For all that neural networks can accomplish, we still don’t really understand how they work. Sure, we can program them to learn, but understanding a machine’s decision-making process remains like a fancy puzzle with a dizzying, complicated pattern where too many integral pieces don’t yet fit.
For example, if a model was trying to classify the image of the said puzzle, it would encounter well-known but annoying adversarial attacks, or even more run-of-the-mill data or processing problems. could. But a new, more subtle type of failure recently identified by MIT scientists is another cause for concern: “overinterpretation,” where algorithms make confident predictions based on details that are incomprehensible to humans, such as random patterns or image borders.
This can be particularly worrisome for high-stakes environments, such as the split-second decision for self-driving cars, and medical diagnoses for diseases that require more immediate attention. Autonomous vehicles in particular rely heavily on systems that can accurately sense the surroundings and then make quick, safe decisions. The network used specific backgrounds, edges, or particular patterns of the sky to classify traffic lights and road signs – regardless of what else is in the image.
The team found that neural networks trained on popular datasets such as CIFAR-10 and ImageNet suffered more interpretation. For example, models trained on CIFAR-10 made confident predictions even when 95 percent of the input images were missing, and the rest are insensitive to humans.
“Exaggeration is a dataset problem that is caused by these redundant signals in the dataset. Not only are these high-confidence images unrecognizable, but insignificant areas such as borders make up less than 10 percent of the original image. We found these The images were meaningless to humans, yet models could still classify them with high confidence,” says Brandon Carter, MIT Computer Science and Artificial Intelligence Laboratory PhD student and lead author on a paper about the research.
Deep-image classifiers are widely used.

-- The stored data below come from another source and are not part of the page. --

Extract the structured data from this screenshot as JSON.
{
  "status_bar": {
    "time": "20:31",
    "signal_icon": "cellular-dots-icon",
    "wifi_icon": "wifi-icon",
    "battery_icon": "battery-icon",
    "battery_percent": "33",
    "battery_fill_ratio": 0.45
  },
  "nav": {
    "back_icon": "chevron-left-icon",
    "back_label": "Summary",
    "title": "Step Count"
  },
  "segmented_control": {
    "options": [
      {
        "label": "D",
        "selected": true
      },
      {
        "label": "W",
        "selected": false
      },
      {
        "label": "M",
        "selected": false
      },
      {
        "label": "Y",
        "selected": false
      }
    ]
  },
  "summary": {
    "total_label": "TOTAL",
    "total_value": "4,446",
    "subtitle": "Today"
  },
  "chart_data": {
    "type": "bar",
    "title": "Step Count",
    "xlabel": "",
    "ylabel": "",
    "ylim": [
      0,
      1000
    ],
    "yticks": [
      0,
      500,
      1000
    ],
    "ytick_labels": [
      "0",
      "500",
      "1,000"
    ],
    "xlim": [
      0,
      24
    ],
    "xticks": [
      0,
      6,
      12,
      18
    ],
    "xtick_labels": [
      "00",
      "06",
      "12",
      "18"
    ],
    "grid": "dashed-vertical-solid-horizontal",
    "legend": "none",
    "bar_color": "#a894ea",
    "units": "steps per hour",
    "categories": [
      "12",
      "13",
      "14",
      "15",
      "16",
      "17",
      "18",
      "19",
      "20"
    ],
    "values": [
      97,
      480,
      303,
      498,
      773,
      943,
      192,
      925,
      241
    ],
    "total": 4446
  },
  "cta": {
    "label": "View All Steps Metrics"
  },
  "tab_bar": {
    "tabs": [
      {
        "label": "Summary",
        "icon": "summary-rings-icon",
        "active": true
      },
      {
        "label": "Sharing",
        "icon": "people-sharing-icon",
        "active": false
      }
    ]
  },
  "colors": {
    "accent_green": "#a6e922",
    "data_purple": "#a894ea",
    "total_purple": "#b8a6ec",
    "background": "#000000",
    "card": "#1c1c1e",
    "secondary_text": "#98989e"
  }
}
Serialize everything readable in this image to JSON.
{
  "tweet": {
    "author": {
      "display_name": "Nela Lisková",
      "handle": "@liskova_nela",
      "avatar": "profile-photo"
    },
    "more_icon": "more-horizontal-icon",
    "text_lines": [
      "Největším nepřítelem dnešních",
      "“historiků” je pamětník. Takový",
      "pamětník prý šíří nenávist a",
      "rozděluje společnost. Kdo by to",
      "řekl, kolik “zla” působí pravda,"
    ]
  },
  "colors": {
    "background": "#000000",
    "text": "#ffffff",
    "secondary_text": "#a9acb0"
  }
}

In addition to medical diagnostics and the promotion of autonomous vehicle technology, there are use cases in security, gaming and even an app that tells you if something is a hot dog, because sometimes we need reassurance. . The technique discussed works by processing individual pixels from tons of pre-labeled images for the network to “learn”.
Image classification is difficult, because machine-learning models have the ability to capture these redundant subtle signals. Then, when image classifiers are trained on datasets such as ImageNet, they can reliably make reliable predictions based on those signals.
Although these redundant signals can lead to model fragility in the real world, the signals are actually valid in the dataset, meaning that overexpression cannot be diagnosed using specific evaluation methods based on that accuracy.
In order to find the rationale for predicting the model on a particular input, the methods in the current study start with the whole image and repeatedly ask, what can I remove from this image? Essentially, it keeps covering the image until you have the tiniest piece left that still makes a convincing decision.
For this, it may also be possible to use these methods as a kind of validation criteria. For example, if you have an autonomous driving car that uses a trained machine-learning method to recognize stop signs, you can test that method by identifying the smallest input subset that constitutes a stop sign. can. If it contains a tree branch, a particular time of day, or something that isn’t a stop sign, you may be concerned that the car may stop at a place it’s not supposed to.
While it may seem that the model is the likely culprit here, the dataset is more likely to blame. “The question is how can we modify the dataset in a way that allows the model to be trained to more closely mimic how a human would think of classifying images and, therefore, hopefully enable these real Make better generalizations to world scenarios, such as autonomous driving and medical diagnostics, so that this redundant behavior does not occur in the model,” Carter says.
This may mean creating datasets in a more controlled environment. Currently, it is only images extracted from the public domain that are then classified. But if you want to do object recognition, for example, it may be necessary to train the model with objects with a non-informative background.
This work was supported by Schmidt Futures and the National Institutes of Health. Carter co-authored the paper with Siddharth Jain and Jonas Muller, scientists at Amazon, and David Gifford, a professor at MIT. They are presenting the work at the 2021 conference on Neural Information Processing Systems.